Is there a cutoff for omega to be considered reliable

Rosaline Macharia

unread,

Aug 11, 2015, 7:23:30 AM8/11/15

to PAML discussion group

Dear Paml users,

I am a newbie to codeml and would like to ask if there is a maximum value of omega that is considered reliable when analyzing for selection in gene sequences.

I have carried out analysis on genes across 5 species of the same genus that are not too divergent. I compared M2a-M0, M2a-M1a and M8-M8a models and found that the latter was representing the data better compared to the first two models.
My concern though is the omega values I got with M8 model which range between 1 - 999. I am wondering if there is a cutoff to consider the results reliable. from my reading it seems that high omega values result due to lack of synonymous change across sequences.

You advise is highly appreciated.

Kind regards;
Rosaline

haoya...@gmail.com

unread,

May 3, 2016, 8:16:30 AM5/3/16

to PAML discussion group

Hi, Rosaline

Have you solved the problem about reasonable omega value? I have the same question as yours, could you give me some suggestion about outliers-omega?

Best wishes

Yan Hao

Alex Sullivan

unread,

Jun 3, 2016, 6:33:31 AM6/3/16

to PAML discussion group

I also have the same question.

I have a gene 334 codons in length, characterized in 65 species/subspecies in the same genus. dN/dS over the whole gene is typical, 0.3584.

Both M2a and M8 are significant and identify the same selected sites. But the parameter estimate for w2 is very high:

Model 2: PositiveSelection

dN/dS (w) for site classes (K=3)

p: 0.91088 0.07718 0.01195

w: 0.00000 1.00000 106.13246

I see that this omega corresponds to the dN/dS value estimated using NEB. The BEB method is more reasonable, omegas around 10.4.

I've tried running codeml using different trees and different t and w starting values and get the same results.

So can I trust the results of this analysis?
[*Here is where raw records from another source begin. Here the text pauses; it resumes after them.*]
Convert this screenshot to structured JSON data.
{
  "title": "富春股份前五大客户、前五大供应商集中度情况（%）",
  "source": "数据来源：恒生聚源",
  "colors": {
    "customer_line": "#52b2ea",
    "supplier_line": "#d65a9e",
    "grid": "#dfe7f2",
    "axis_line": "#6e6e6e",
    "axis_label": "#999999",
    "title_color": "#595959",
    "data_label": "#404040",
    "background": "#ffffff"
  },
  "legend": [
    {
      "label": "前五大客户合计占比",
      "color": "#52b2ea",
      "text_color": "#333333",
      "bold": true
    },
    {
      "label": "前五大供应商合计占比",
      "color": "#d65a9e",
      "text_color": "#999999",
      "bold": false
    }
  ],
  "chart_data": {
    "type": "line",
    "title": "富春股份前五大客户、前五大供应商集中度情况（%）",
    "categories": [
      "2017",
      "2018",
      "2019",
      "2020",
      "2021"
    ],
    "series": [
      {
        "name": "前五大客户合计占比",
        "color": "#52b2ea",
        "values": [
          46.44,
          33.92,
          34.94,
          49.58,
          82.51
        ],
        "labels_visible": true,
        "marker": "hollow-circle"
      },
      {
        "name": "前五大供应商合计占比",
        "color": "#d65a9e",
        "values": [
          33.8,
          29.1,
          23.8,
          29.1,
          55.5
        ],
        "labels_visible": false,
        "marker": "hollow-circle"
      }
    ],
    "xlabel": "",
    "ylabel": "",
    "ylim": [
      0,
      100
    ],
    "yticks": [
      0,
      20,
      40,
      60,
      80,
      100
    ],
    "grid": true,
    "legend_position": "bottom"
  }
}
And is w=10.4 a better a better estimate for w2 than 106.13?

cajawe

unread,

Jun 7, 2016, 4:39:34 AM6/7/16

to PAML discussion group

w2 = 106.13 is your best estimate—your maximum likelihood estimate—for the strength of selection in the positively selected site class when considering your entire data set.

w2 = 10.4 is your best estimate—your adjusted (Bayesian) posterior mean estimate—for the strength of selection for a particular site.
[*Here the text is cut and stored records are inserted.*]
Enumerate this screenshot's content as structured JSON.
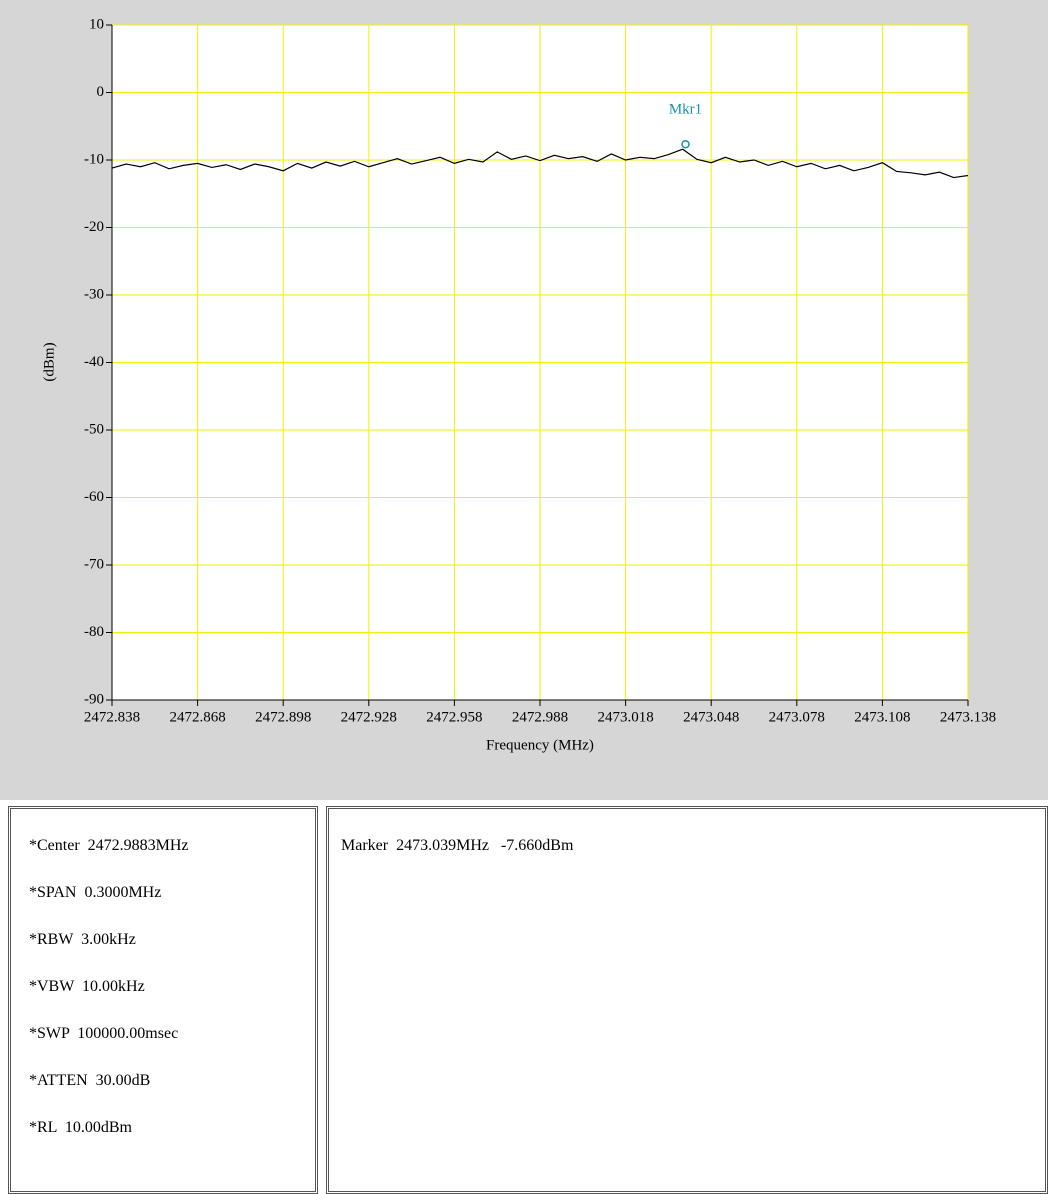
{
  "chart_data": {
    "type": "line",
    "ylabel": "(dBm)",
    "xlabel": "Frequency (MHz)",
    "xlim": [
      2472.838,
      2473.138
    ],
    "xticks": [
      2472.838,
      2472.868,
      2472.898,
      2472.928,
      2472.958,
      2472.988,
      2473.018,
      2473.048,
      2473.078,
      2473.108,
      2473.138
    ],
    "ylim": [
      -90,
      10
    ],
    "yticks": [
      10,
      0,
      -10,
      -20,
      -30,
      -40,
      -50,
      -60,
      -70,
      -80,
      -90
    ],
    "grid": true,
    "grid_color": "#f2f200",
    "x": [
      2472.838,
      2472.843,
      2472.848,
      2472.853,
      2472.858,
      2472.863,
      2472.868,
      2472.873,
      2472.878,
      2472.883,
      2472.888,
      2472.893,
      2472.898,
      2472.903,
      2472.908,
      2472.913,
      2472.918,
      2472.923,
      2472.928,
      2472.933,
      2472.938,
      2472.943,
      2472.948,
      2472.953,
      2472.958,
      2472.963,
      2472.968,
      2472.973,
      2472.978,
      2472.983,
      2472.988,
      2472.993,
      2472.998,
      2473.003,
      2473.008,
      2473.013,
      2473.018,
      2473.023,
      2473.028,
      2473.033,
      2473.038,
      2473.043,
      2473.048,
      2473.053,
      2473.058,
      2473.063,
      2473.068,
      2473.073,
      2473.078,
      2473.083,
      2473.088,
      2473.093,
      2473.098,
      2473.103,
      2473.108,
      2473.113,
      2473.118,
      2473.123,
      2473.128,
      2473.133,
      2473.138
    ],
    "series": [
      {
        "color": "#000000",
        "values": [
          -11.2,
          -10.6,
          -11.0,
          -10.4,
          -11.3,
          -10.8,
          -10.5,
          -11.1,
          -10.7,
          -11.4,
          -10.6,
          -11.0,
          -11.6,
          -10.5,
          -11.2,
          -10.3,
          -10.9,
          -10.2,
          -11.0,
          -10.4,
          -9.8,
          -10.6,
          -10.1,
          -9.6,
          -10.5,
          -9.9,
          -10.3,
          -8.8,
          -9.9,
          -9.4,
          -10.1,
          -9.3,
          -9.8,
          -9.5,
          -10.2,
          -9.1,
          -10.0,
          -9.6,
          -9.8,
          -9.2,
          -8.4,
          -9.9,
          -10.4,
          -9.6,
          -10.3,
          -10.0,
          -10.8,
          -10.2,
          -11.0,
          -10.5,
          -11.3,
          -10.8,
          -11.6,
          -11.1,
          -10.4,
          -11.7,
          -11.9,
          -12.2,
          -11.8,
          -12.6,
          -12.3
        ]
      }
    ],
    "marker": {
      "label": "Mkr1",
      "x": 2473.039,
      "y": -7.66,
      "color": "#1a8fb0"
    }
  },
  "settings": [
    "*Center  2472.9883MHz",
    "*SPAN  0.3000MHz",
    "*RBW  3.00kHz",
    "*VBW  10.00kHz",
    "*SWP  100000.00msec",
    "*ATTEN  30.00dB",
    "*RL  10.00dBm"
  ],
  "marker_readout": "Marker  2473.039MHz   -7.660dBm"
}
Which is better depends on your requirement: to speak about the gene as a whole, or to speak about a particular site.

In terms of whether your w2 ML estimate is high...

Your w2 = 106.13 estimate probably has a large margin of error; is it significantly greater than, say, 100? 50? 10?
Is there a meaningful difference between w2 = 100, 50, or 10, etc. given that all of them are quite high relative to w2 = 1, and given that the size of the positively selected site class (p2) is small?
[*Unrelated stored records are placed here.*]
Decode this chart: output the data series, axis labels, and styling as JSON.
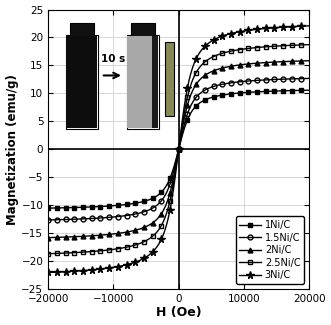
{
  "title": "",
  "xlabel": "H (Oe)",
  "ylabel": "Magnetization (emu/g)",
  "xlim": [
    -20000,
    20000
  ],
  "ylim": [
    -25,
    25
  ],
  "xticks": [
    -20000,
    -10000,
    0,
    10000,
    20000
  ],
  "yticks": [
    -25,
    -20,
    -15,
    -10,
    -5,
    0,
    5,
    10,
    15,
    20,
    25
  ],
  "series": [
    {
      "label": "1Ni/C",
      "Ms": 11.0,
      "a": 800,
      "marker": "s",
      "fillstyle": "full"
    },
    {
      "label": "1.5Ni/C",
      "Ms": 13.2,
      "a": 800,
      "marker": "o",
      "fillstyle": "none"
    },
    {
      "label": "2Ni/C",
      "Ms": 16.5,
      "a": 800,
      "marker": "^",
      "fillstyle": "full"
    },
    {
      "label": "2.5Ni/C",
      "Ms": 19.5,
      "a": 800,
      "marker": "s",
      "fillstyle": "none"
    },
    {
      "label": "3Ni/C",
      "Ms": 23.0,
      "a": 800,
      "marker": "*",
      "fillstyle": "full"
    }
  ],
  "inset_text": "10 s",
  "background_color": "#ffffff",
  "grid_color": "#c8c8c8",
  "inset_bg": "#dcdcdc",
  "inset_left_vial_body": "#111111",
  "inset_left_vial_liquid": "#111111",
  "inset_right_vial_liquid": "#909090",
  "inset_right_sediment": "#222222"
}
The first question can be addressed by either estimating the standard error for your w2 parameter (via the getSE flag in the control file) or by fitting a null model with w2 fixed at 100, 50, 10, etc.

The second question is more difficult to answer with certainty, but it's been argued elsewhere on this message board that no, there isn't really much of a meaningful difference between such large values.

Vigzy 77

unread,

Mar 28, 2019, 12:12:43 PM3/28/19

to PAML discussion group

I have a similar question about NEB and BEB but in Branch Site tests.

For some branches, I get w2 estimates of 200,500,999 etc.

How can I find the omega value using BEB?

What exactly are these values below and how to interpret them?

The grid (see ternary graph for p0-p1)

w0: 0.050 0.150 0.250 0.350 0.450 0.550 0.650 0.750 0.850 0.950

w2: 1.500 2.500 3.500 4.500 5.500 6.500 7.500 8.500 9.500 10.500

Posterior on the grid

w0: 0.166 0.834 0.000 0.000 0.000 0.000 0.000 0.000 0.000 0.000

w2: 0.723 0.094 0.050 0.033 0.024 0.019 0.016 0.015 0.013 0.013

Regards,

Vigzy

Ziheng

unread,

Mar 30, 2019, 5:03:09 AM3/30/19

to PAML discussion group

there is no cutoff. if you have the SE, it tells you how large the sampling errors are. or if you use the LRT, the test result also indicate how reliable the estimate is.

this is analogous to a coin tossing experiment. if you toss a coin once and observe 0 heads, the MLE of probability of heads is 0, but it may not be surprising. but if you toss a coin 10 times and observe 0 heads, the MLE of probability of heads is still 0, but it is surprising. the LRT assesses how likely the extreme data occur by chance.

ziheng

Ziheng

unread,

Mar 30, 2019, 5:04:43 AM3/30/19

to PAML discussion group

the beb results are explained in the following paper:

Yang, Z., et al. (2005). "Bayes empirical Bayes inference of amino acid sites under positive selection." Mol. Biol. Evol. 22: 1107-1118.